Venezuela tragedy and farce: The people starve while a Maduro loyalist hides in the trunk of a car

Jul 14, 2017 | 0 comments

By John Fund

Venezuela’s crisis is a genuine nightmare, but it now also has elements of farce. The nation’s most famed political prisoner has been released to house arrest, and the attorney general who put him behind bars has changed sides and denounced the “state terrorism” of strongman Nicolás Maduro. In turn, Maduro’s supreme court is on the verge of ousting the attorney general on flimsy charges and has illegally named a Maduro loyalist to be her deputy. The deputy has been denied access to the Ministry of Justice, so last week she entered the building in the trunk of a car to gather evidence against her new boss before she was discovered and thrown out of the building.

Politics in Venezuela is a cross between a Latin version of House of Cards and an Inspector Clouseau movie.

Venezuela’s socialist dictators have so mismanaged the nation and trampled so savagely on human rights that street demonstrations now occur daily and have left 90 people dead since March. By transferring noted political prisoner Leopoldo López from prison to house arrest after three years of brutal confinement (over a third of which was in solitary), the government of Maduro, whom Hugo Chávez’s chose as his successor, may finally be showing weakness.

Protesters hold up posters of Leopoldo López.

López, the mayor of a Caracas suburb, was arrested in 2014 for “incitement to commit a crime” during a peaceful protest he led. The term “kangaroo court” could have been invented to describe the farce of a trial he received, in which the government presented 108 witnesses against him while López was allowed only two of his 60 proposed witnesses. In 2015, the lead prosecutor in his trial fled to Miami and applied for asylum, saying he was ordered to pursue the case even though the government knew the charges were trumped up. The leading dissident inside the government, Luisa Ortega Diaz, has been using her now-precarious post as attorney general to rail against the government’s arbitrary actions, thuggish repression of protesters, and illegal searches and seizures.
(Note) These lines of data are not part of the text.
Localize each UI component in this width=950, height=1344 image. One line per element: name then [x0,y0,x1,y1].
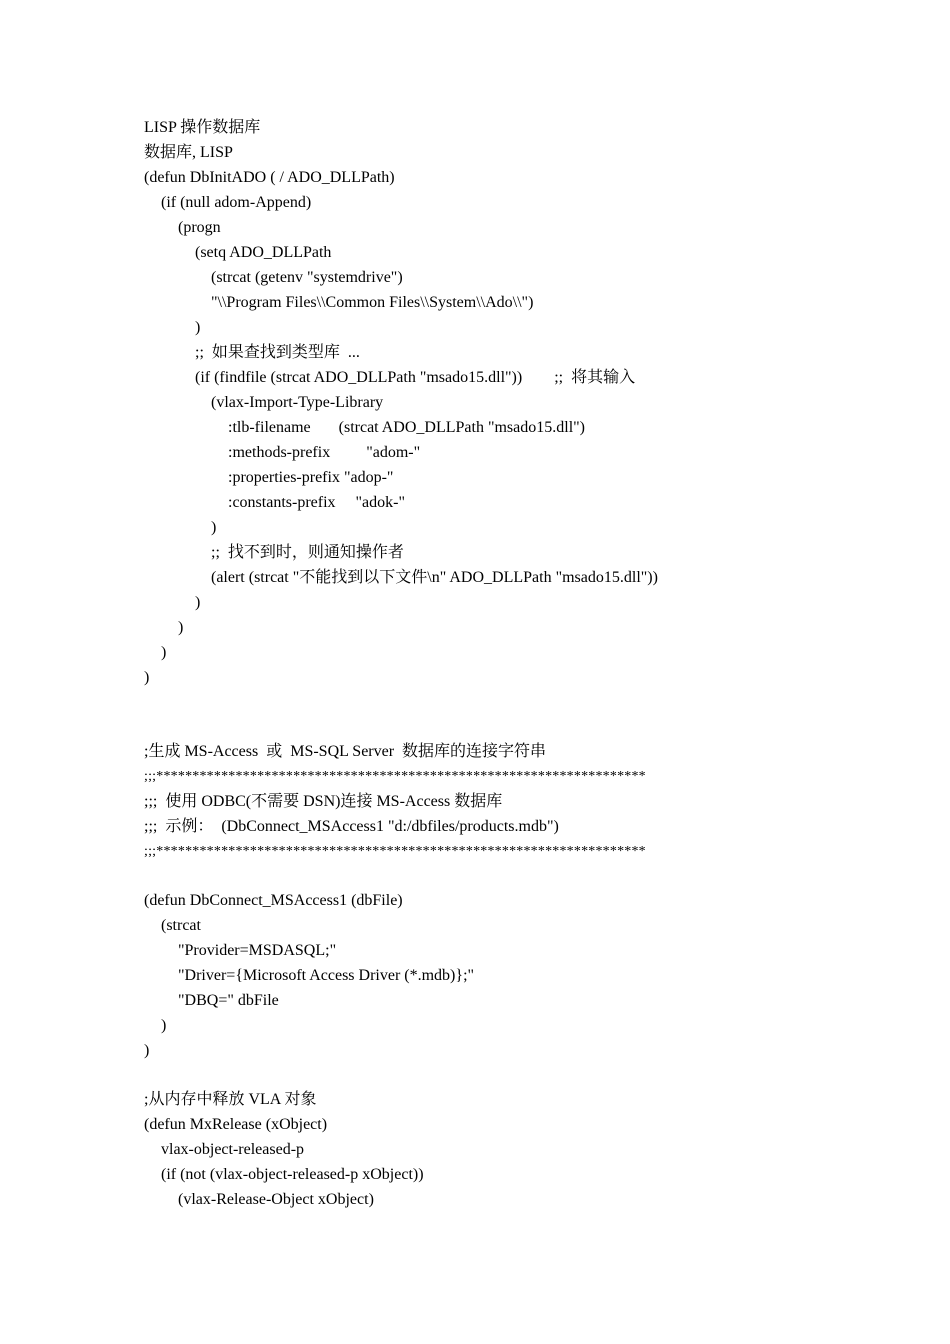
code-line: (defun MxRelease (xObject) [144,1116,328,1133]
section-comment: ;生成 MS-Access 或 MS-SQL Server 数据库的连接字符串 [144,743,547,760]
code-comment: ;; 如果查找到类型库 ... [195,344,360,361]
code-line: "Driver={Microsoft Access Driver (*.mdb)};" [178,967,475,984]
code-line: :methods-prefix "adom-" [228,444,421,461]
code-line: (strcat [161,917,201,934]
code-line: (alert (strcat "不能找到以下文件\n" ADO_DLLPath "msado15.dll")) [211,569,658,586]
code-line: (if (findfile (strcat ADO_DLLPath "msado15.dll")) ;; 将其输入 [195,369,636,386]
code-line: :properties-prefix "adop-" [228,469,394,486]
code-line: (progn [178,219,221,236]
code-line: :tlb-filename (strcat ADO_DLLPath "msado15.dll") [228,419,585,436]
code-line: ) [144,669,150,686]
code-line: "Provider=MSDASQL;" [178,942,337,959]
code-line: ) [144,1042,150,1059]
comment-separator: ;;;******************************************************************** [144,844,646,859]
code-line: (strcat (getenv "systemdrive") [211,269,403,286]
code-comment: ;;; 使用 ODBC(不需要 DSN)连接 MS-Access 数据库 [144,793,503,810]
code-line: :constants-prefix "adok-" [228,494,406,511]
section-comment: ;从内存中释放 VLA 对象 [144,1091,317,1108]
code-line: (defun DbInitADO ( / ADO_DLLPath) [144,169,395,186]
code-line: (vlax-Release-Object xObject) [178,1191,374,1208]
code-line: ) [195,594,201,611]
code-line: ) [211,519,217,536]
code-line: (defun DbConnect_MSAccess1 (dbFile) [144,892,403,909]
code-comment: ;; 找不到时，则通知操作者 [211,544,404,561]
code-line: "DBQ=" dbFile [178,992,279,1009]
code-line: (if (null adom-Append) [161,194,312,211]
code-line: (vlax-Import-Type-Library [211,394,384,411]
code-line: (if (not (vlax-object-released-p xObject)) [161,1166,424,1183]
doc-title: LISP 操作数据库 [144,119,261,136]
doc-keywords: 数据库, LISP [144,144,233,161]
code-line: ) [195,319,201,336]
code-comment: ;;; 示例： (DbConnect_MSAccess1 "d:/dbfiles/products.mdb") [144,818,559,835]
code-line: ) [161,1017,167,1034]
code-line: vlax-object-released-p [161,1141,305,1158]
comment-separator: ;;;******************************************************************** [144,769,646,784]
code-line: ) [178,619,184,636]
code-line: (setq ADO_DLLPath [195,244,332,261]
code-line: "\\Program Files\\Common Files\\System\\Ado\\") [211,294,534,311]
code-line: ) [161,644,167,661]
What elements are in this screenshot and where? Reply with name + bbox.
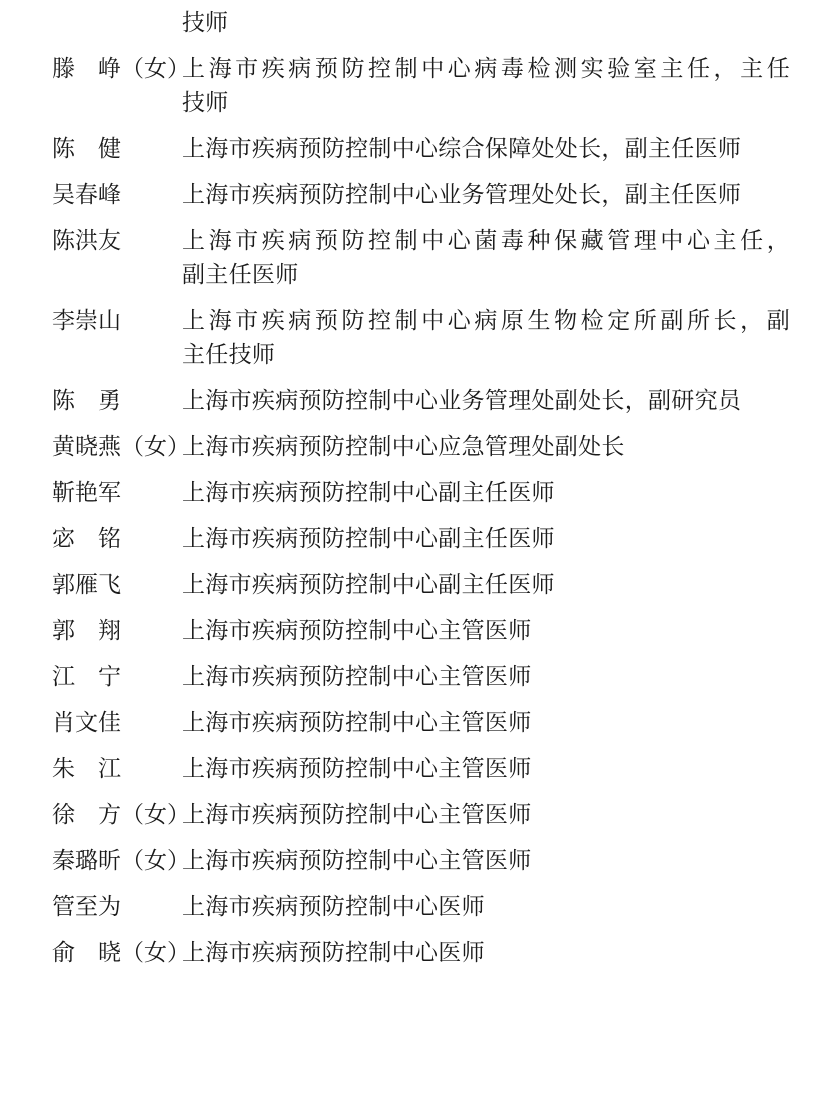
roster-entry: [52, 568, 790, 602]
entry-description: [182, 706, 790, 740]
entry-description: [182, 614, 790, 648]
entry-name: [52, 614, 182, 648]
entry-name-text: 吴春峰: [52, 182, 121, 208]
roster-entry: [52, 614, 790, 648]
roster-entry: [52, 132, 790, 166]
roster-entry: [52, 224, 790, 292]
entry-description-line1: 上海市疾病预防控制中心菌毒种保藏管理中心主任，: [182, 228, 790, 254]
entry-gender-mark: （女）: [121, 434, 190, 460]
entry-description: [182, 890, 790, 924]
entry-description: [182, 798, 790, 832]
roster-entry: [52, 304, 790, 372]
roster-entry: [52, 476, 790, 510]
entry-gender-mark: （女）: [121, 940, 190, 966]
entry-name-text: 宓 铭: [52, 526, 121, 552]
roster-entry: [52, 706, 790, 740]
entry-description: [182, 568, 790, 602]
entry-description-line1: 上海市疾病预防控制中心主管医师: [182, 618, 532, 644]
entry-gender-mark: （女）: [121, 848, 190, 874]
entry-name-text: 郭雁飞: [52, 572, 121, 598]
roster-entry: [52, 936, 790, 970]
entry-name-text: 秦璐昕: [52, 848, 121, 874]
entry-name: [52, 844, 190, 878]
roster-entry: [52, 798, 790, 832]
entry-name: [52, 178, 182, 212]
entry-name-text: 朱 江: [52, 756, 121, 782]
entry-name: [52, 522, 182, 556]
continuation-line: 技师: [182, 10, 228, 36]
roster-entry-list: [52, 52, 790, 970]
entry-name-text: 李崇山: [52, 308, 121, 334]
entry-name: [52, 936, 190, 970]
entry-description: [182, 52, 790, 120]
roster-entry: [52, 660, 790, 694]
entry-description-line1: 上海市疾病预防控制中心副主任医师: [182, 572, 555, 598]
entry-name: [52, 706, 182, 740]
entry-name: [52, 752, 182, 786]
entry-description: [182, 522, 790, 556]
entry-name: [52, 890, 182, 924]
entry-name: [52, 224, 182, 258]
entry-description-line1: 上海市疾病预防控制中心医师: [182, 940, 485, 966]
entry-description: [182, 132, 790, 166]
entry-name-text: 郭 翔: [52, 618, 121, 644]
entry-description-line1: 上海市疾病预防控制中心业务管理处副处长，副研究员: [182, 388, 742, 414]
entry-description-line2: 技师: [182, 90, 229, 116]
entry-description: [182, 430, 790, 464]
roster-entry: [52, 384, 790, 418]
entry-name: [52, 430, 190, 464]
entry-name: [52, 384, 182, 418]
entry-name-text: 俞 晓: [52, 940, 121, 966]
entry-description: [182, 844, 790, 878]
entry-description: [182, 936, 790, 970]
entry-description-line2: 主任技师: [182, 342, 276, 368]
entry-description-line1: 上海市疾病预防控制中心应急管理处副处长: [182, 434, 625, 460]
entry-gender-mark: （女）: [121, 56, 190, 82]
entry-name-text: 靳艳军: [52, 480, 121, 506]
entry-name: [52, 52, 190, 86]
entry-name-text: 肖文佳: [52, 710, 121, 736]
entry-name-text: 滕 峥: [52, 56, 121, 82]
entry-description-line1: 上海市疾病预防控制中心主管医师: [182, 848, 532, 874]
roster-entry: [52, 522, 790, 556]
entry-name: [52, 798, 190, 832]
entry-description-line1: 上海市疾病预防控制中心业务管理处处长，副主任医师: [182, 182, 742, 208]
roster-entry: [52, 178, 790, 212]
entry-description-line1: 上海市疾病预防控制中心病原生物检定所副所长，副: [182, 308, 790, 334]
roster-entry: [52, 890, 790, 924]
roster-entry: [52, 430, 790, 464]
entry-description-line1: 上海市疾病预防控制中心副主任医师: [182, 526, 555, 552]
entry-description: [182, 476, 790, 510]
entry-description-line2: 副主任医师: [182, 262, 299, 288]
entry-description-line1: 上海市疾病预防控制中心主管医师: [182, 664, 532, 690]
entry-name-text: 黄晓燕: [52, 434, 121, 460]
roster-entry: [52, 752, 790, 786]
entry-description-line1: 上海市疾病预防控制中心主管医师: [182, 756, 532, 782]
entry-name-text: 徐 方: [52, 802, 121, 828]
roster-entry: [52, 844, 790, 878]
entry-description-line1: 上海市疾病预防控制中心综合保障处处长，副主任医师: [182, 136, 742, 162]
entry-name-text: 陈洪友: [52, 228, 121, 254]
entry-name: [52, 304, 182, 338]
entry-description: [182, 178, 790, 212]
entry-description-line1: 上海市疾病预防控制中心主管医师: [182, 710, 532, 736]
entry-description: [182, 660, 790, 694]
entry-description: [182, 752, 790, 786]
entry-description-line1: 上海市疾病预防控制中心病毒检测实验室主任，主任: [182, 56, 790, 82]
entry-name: [52, 132, 182, 166]
entry-description: [182, 304, 790, 372]
entry-description-line1: 上海市疾病预防控制中心副主任医师: [182, 480, 555, 506]
roster-entry: [52, 52, 790, 120]
entry-gender-mark: （女）: [121, 802, 190, 828]
entry-name-text: 陈 健: [52, 136, 121, 162]
entry-name: [52, 660, 182, 694]
entry-name-text: 管至为: [52, 894, 121, 920]
entry-description: [182, 384, 790, 418]
entry-name: [52, 476, 182, 510]
entry-name-text: 陈 勇: [52, 388, 121, 414]
entry-description: [182, 224, 790, 292]
entry-name: [52, 568, 182, 602]
entry-name-text: 江 宁: [52, 664, 121, 690]
entry-description-line1: 上海市疾病预防控制中心主管医师: [182, 802, 532, 828]
entry-description-line1: 上海市疾病预防控制中心医师: [182, 894, 485, 920]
Ortega held a news conference last week as the hearing against her began. She announced that she fully expected to be fired by “an illegitimate and unconstitutional” supreme court. “I am not going to validate a circus that will stain our history with shame and pain,” she said.

The supreme court has already thrown out Ortega’s order for the former head of the National Guard to testify about his mistreatment of protesters. Over her objections, it has also appointed Katherine Haringhton as a “shadow” vice prosecutor who is waiting in the wings to replace Ortega. Haringhton is a Maduro stooge who has had her assets frozen in the U.S. for her role in jailing innocent protesters. But when Haringhton tried to enter the Ministry of Justice, she was denied access by security guards at the gate. But the next day, hiding in the trunk of a car owned by a pro-Maduro prosecutor, she managed to enter the building. Once inside, she spent two hours combing through offices looking for evidence of “corruption” before she was discovered and ejected from the premises.

Haringhton’s effort to sneak into the ministry was aided by Narda Dianette Sanabria Bernatte, whose vehicle served as the Trojan horse for her incursion. Sanabria is the prosecutor who first filed formal charges against Leopoldo López in 2014.

Despite the cracks in the formerly solid wall of repression in Maduro’s regime, no one expects his government to go easily. “The Cubans have an enormous stake in propping him up, and they run the security services,” Thor Halvorssen, founder of the New York–based Human Rights Foundation, told me. “The military is filled with people involved in funding the drug cartels that send illegal substances to U.S. cities. Any officer who is honest or an opponent of Maduro is likely to have been purged from its top ranks.” Venezuelans are in a tough spot. While they slowly starve and are in danger of losing the strength to fight the government, they face rulers who know they must stay in power at all cost or risk the wrath of their own people.